Download or read book Elegy for a Lost Star written by Elizabeth Haydon and published by Macmillan. This book was released on 2004-08 with total page 318 pages. Available in PDF, EPUB and Kindle. Book excerpt: Fantasy-roman.
Download or read book Crazy Gypsy written by Luis Omar Salinas and published by . This book was released on 1970 with total page 102 pages. Available in PDF, EPUB and Kindle. Book excerpt:
Download or read book The Grotesque in Roman Love Elegy written by Mariapia Pietropaolo and published by Cambridge University Press. This book was released on 2020-09-17 with total page 243 pages. Available in PDF, EPUB and Kindle. Book excerpt: Roman elegy makes frequent use of themes of ugliness and disfigurement, juxtaposing them with images of ideal beauty and sentiment. In order to overcome the obstacles to his erotic relationship, the poet-lover repeatedly represents his rivals and opponents in such a way as to ridicule their appearance and to degrade their social standing. This book explores the theme of corporeal, intellectual, and social degradation from a perspective attentive to the aesthetic significance of the grotesque imagery with which such degradation is accomplished. Although there has been sophisticated discussion of the use of grotesque imagery in genres like comedy, invective, and satire, which are concerned in part with themes of transgression and excess, Mariapia Pietropaolo demonstrates that the grotesque plays a significant role in the self-definition of love elegy, the genre in which it is least expected.

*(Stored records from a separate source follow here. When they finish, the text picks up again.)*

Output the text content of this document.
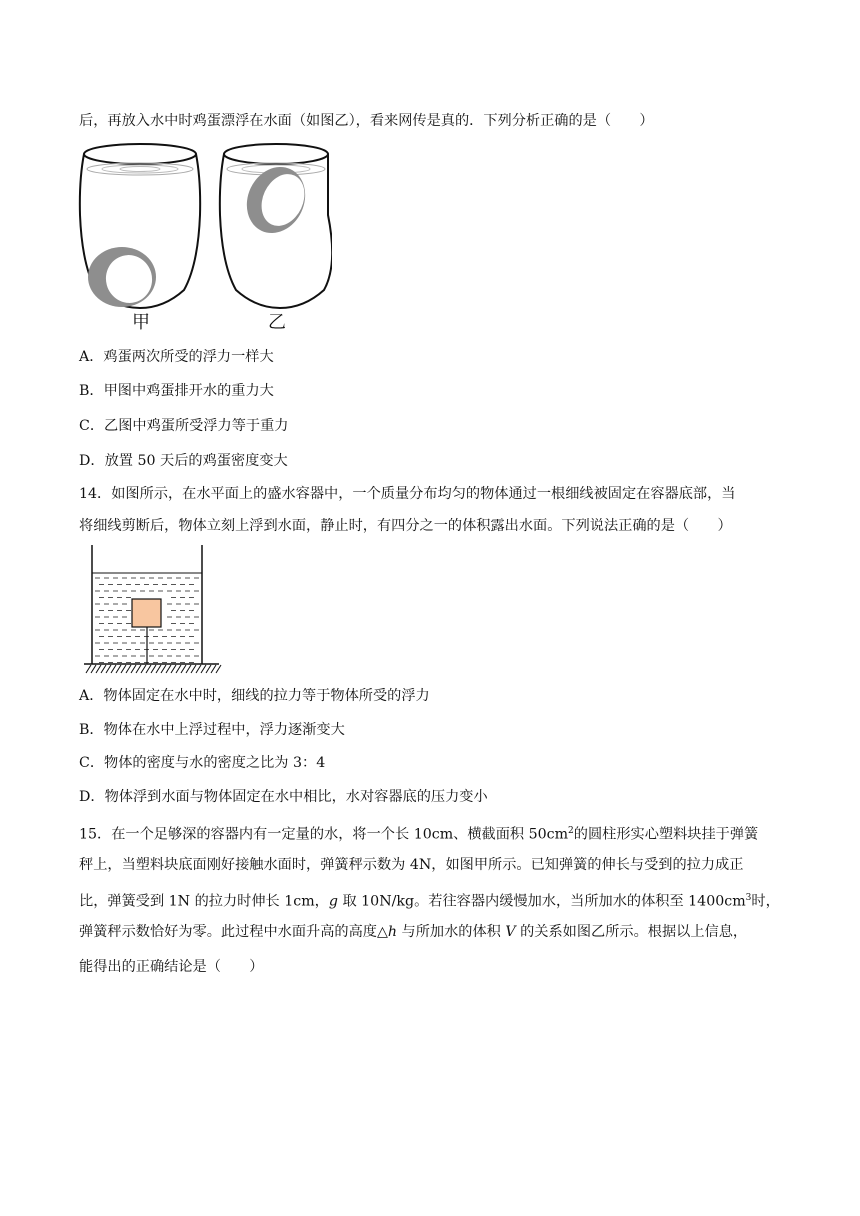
后，再放入水中时鸡蛋漂浮在水面（如图乙），看来网传是真的．下列分析正确的是（　　）
甲	乙
A．鸡蛋两次所受的浮力一样大
B．甲图中鸡蛋排开水的重力大
C．乙图中鸡蛋所受浮力等于重力
D．放置 50 天后的鸡蛋密度变大
14．如图所示，在水平面上的盛水容器中，一个质量分布均匀的物体通过一根细线被固定在容器底部，当
将细线剪断后，物体立刻上浮到水面，静止时，有四分之一的体积露出水面。下列说法正确的是（　　）
A．物体固定在水中时，细线的拉力等于物体所受的浮力
B．物体在水中上浮过程中，浮力逐渐变大
C．物体的密度与水的密度之比为 3：4
D．物体浮到水面与物体固定在水中相比，水对容器底的压力变小
15．在一个足够深的容器内有一定量的水，将一个长 10cm、横截面积 $50cm^2$的圆柱形实心塑料块挂于弹簧
秤上，当塑料块底面刚好接触水面时，弹簧秤示数为 4N，如图甲所示。已知弹簧的伸长与受到的拉力成正
比，弹簧受到 1N 的拉力时伸长 1cm，g 取 10N/kg。若往容器内缓慢加水，当所加水的体积至 $1400cm^3$时，
弹簧秤示数恰好为零。此过程中水面升高的高度△h 与所加水的体积 V 的关系如图乙所示。根据以上信息，
能得出的正确结论是（　　）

Download or read book The Elegiac Passion written by Ruth Rothaus Caston and published by Oxford University Press. This book was released on 2012-08-01 with total page 272 pages. Available in PDF, EPUB and Kindle. Book excerpt: The passions were a topic of widespread interest in antiquity, as has been shown by the recent interest and research in the emotions in Greek and Roman literature. Until now, however, there has been very little focus on love elegy or its relation to contemporary philosophical positions. Yet Roman love elegy depends crucially upon the passions: without love, anger, jealousy, pity, and fear, elegy could not exist at all. The Elegiac Passion provides the first investigation of the ancient representation of jealousy in its Roman context, as well as its significance for Roman love elegy itself. The poems of Propertius, Tibullus, and Ovid are built upon the presumed existence of a love triangle involving poet, mistress, and rival: the very structure of elegy thus creates an ideal scenario for the arousal of jealousy. This study begins by examining the differences between the elegiac treatment of love and that of philosophy, whether Stoic or Epicurean. Ruth Caston uses the main chapters to address the depiction of jealousy in the love relationship and explores in detail the role of the senses, the role of readers--both those internal and external to the poems--, and the use of violence as a response to jealousy. Elegy provides a multi-faceted perspective on jealousy that gives us details and nuances of the experience of jealousy not found elsewhere in ancient literature. She argues that jealousy turns centrally on the question of fides. The fear of broken obligations and the consequent lack of trust are relevant not only to the love affair that forms the subject of these poems but to many other relationships represented in elegy as well. Overall, she demonstrates that jealousy is not merely the subject matter of elegy: it creates and structures elegy's various generic features. Jealousy thus provides a much more satisfying explanation for the specific character of Roman elegy than the various theories about its origins that have typically been put forward.